Wednesday, 5 June 2013

Ending of a new beginning


Wow where has the time gone? It has seemed to have flowen by. As I'm sitting here on the verge of departure I can't help but feel many mixed emotions. I'm very sad about having to leave this beautiful continent and it's wonderful cultures, but I'm also excited to see all of my family and friends that I have not seen in six months. 

Reflecting on this trip I have come to realize a lot of different things about myself. I'm leaving here with a better understanding of myself. Which I was hoping to achieve before returning to Canada. I have growen and broadened my mind significantly since being over here. I have leaned how it felt to the minority, I have felt the unbending, deep love of families, I have become more educated as a whole, and I have changed for the rest of my life. Reflections is a key tool to understanding yourself, and knowing your mind it a very powerful tool. To harness the minds power is an incredible gift, one it which I hope to accomplish. 
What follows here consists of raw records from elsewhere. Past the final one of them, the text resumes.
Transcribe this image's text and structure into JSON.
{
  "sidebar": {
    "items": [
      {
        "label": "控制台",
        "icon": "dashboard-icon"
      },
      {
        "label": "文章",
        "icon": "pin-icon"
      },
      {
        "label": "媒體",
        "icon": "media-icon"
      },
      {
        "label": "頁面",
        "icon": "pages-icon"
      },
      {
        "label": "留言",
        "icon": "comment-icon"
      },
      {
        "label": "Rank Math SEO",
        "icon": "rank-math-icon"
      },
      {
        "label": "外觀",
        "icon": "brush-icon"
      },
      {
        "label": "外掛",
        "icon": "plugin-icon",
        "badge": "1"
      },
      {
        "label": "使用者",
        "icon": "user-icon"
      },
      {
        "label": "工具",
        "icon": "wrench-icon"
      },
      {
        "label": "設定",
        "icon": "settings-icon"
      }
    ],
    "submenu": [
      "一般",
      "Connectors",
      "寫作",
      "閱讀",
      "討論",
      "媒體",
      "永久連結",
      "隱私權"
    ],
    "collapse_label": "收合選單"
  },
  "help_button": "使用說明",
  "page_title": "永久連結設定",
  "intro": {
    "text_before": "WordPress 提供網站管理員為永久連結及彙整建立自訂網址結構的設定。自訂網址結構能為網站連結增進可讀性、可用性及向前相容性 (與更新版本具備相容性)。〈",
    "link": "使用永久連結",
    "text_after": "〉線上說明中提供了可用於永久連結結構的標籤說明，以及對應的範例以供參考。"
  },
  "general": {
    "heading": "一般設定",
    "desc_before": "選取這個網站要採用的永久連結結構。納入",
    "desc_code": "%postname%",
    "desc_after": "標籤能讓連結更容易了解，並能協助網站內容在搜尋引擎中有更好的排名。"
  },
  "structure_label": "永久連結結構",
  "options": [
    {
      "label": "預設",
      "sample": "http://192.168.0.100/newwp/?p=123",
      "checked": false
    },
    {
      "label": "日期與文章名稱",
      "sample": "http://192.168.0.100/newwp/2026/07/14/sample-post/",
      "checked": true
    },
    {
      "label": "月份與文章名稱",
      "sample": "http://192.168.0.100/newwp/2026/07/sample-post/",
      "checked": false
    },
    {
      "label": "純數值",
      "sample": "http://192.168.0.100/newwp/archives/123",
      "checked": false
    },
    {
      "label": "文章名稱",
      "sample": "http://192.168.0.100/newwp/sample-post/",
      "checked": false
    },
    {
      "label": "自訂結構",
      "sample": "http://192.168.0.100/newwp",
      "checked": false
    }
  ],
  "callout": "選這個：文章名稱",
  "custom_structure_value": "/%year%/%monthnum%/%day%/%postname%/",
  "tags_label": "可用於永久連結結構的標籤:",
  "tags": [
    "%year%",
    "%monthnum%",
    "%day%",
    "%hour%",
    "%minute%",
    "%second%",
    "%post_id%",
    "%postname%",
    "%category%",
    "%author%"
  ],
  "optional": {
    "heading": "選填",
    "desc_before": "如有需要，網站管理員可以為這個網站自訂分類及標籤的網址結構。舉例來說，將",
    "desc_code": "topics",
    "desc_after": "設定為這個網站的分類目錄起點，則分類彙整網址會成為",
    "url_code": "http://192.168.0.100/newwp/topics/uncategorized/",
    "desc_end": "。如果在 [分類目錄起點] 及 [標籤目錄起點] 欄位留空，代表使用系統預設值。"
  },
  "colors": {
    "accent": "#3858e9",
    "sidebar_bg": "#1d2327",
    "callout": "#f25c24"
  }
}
Being on this trip has given me some great insight of what I needed to change about myself, in order to become the person I want to be. I have had the great experience of having many different cultures to influence me over the past few months. I sincerely believe that the people I have met on this trip have impacted me to and incredible degree. I can't particularly think of one main person that I've meet that has impacted me greatly. It's the small things you learn from them that leaves the lasting impression. Sometimes and often the people you meet while traveling will be a brief incounter, just a passing by, but then you meet the ones whom you will remain in contact with for the rest of your life. 

Learning about cultural differences and similarities have shaped my perspective on the world as a whole. Creating many lasting impressions that I hope to carry with me for the rest of my life. At the beginning of the trip up until now, I can see such a change in myself it's incredible. If someone would have told me that this trip was going to change my life I would not have thought it possible. I knew I would gain many valuable lessons, but I did not account for the way they would change me. Change is always welcome in my life, and I hope to keep broadening my mind with more traveling of the world. 

This trip has solidified the fact that I want to keep traveling the world. When you get out of your comfort zone and break through that initial nervousness, you really begin to realize that there was nothing really to be nervous about. If someone would have told me before I left that Kristy and I would become closer, I probably would not have believed them. I knew deep down that we would remain friends but I did not antisopate that we would grow closer as friends. We have been there for each other the entire trip even when things got though. I am glade to say that we have beat everyone's assumptions that we would not remain friends after this.

This is an end to a chapter in my life, but it is also the beginning of a new one.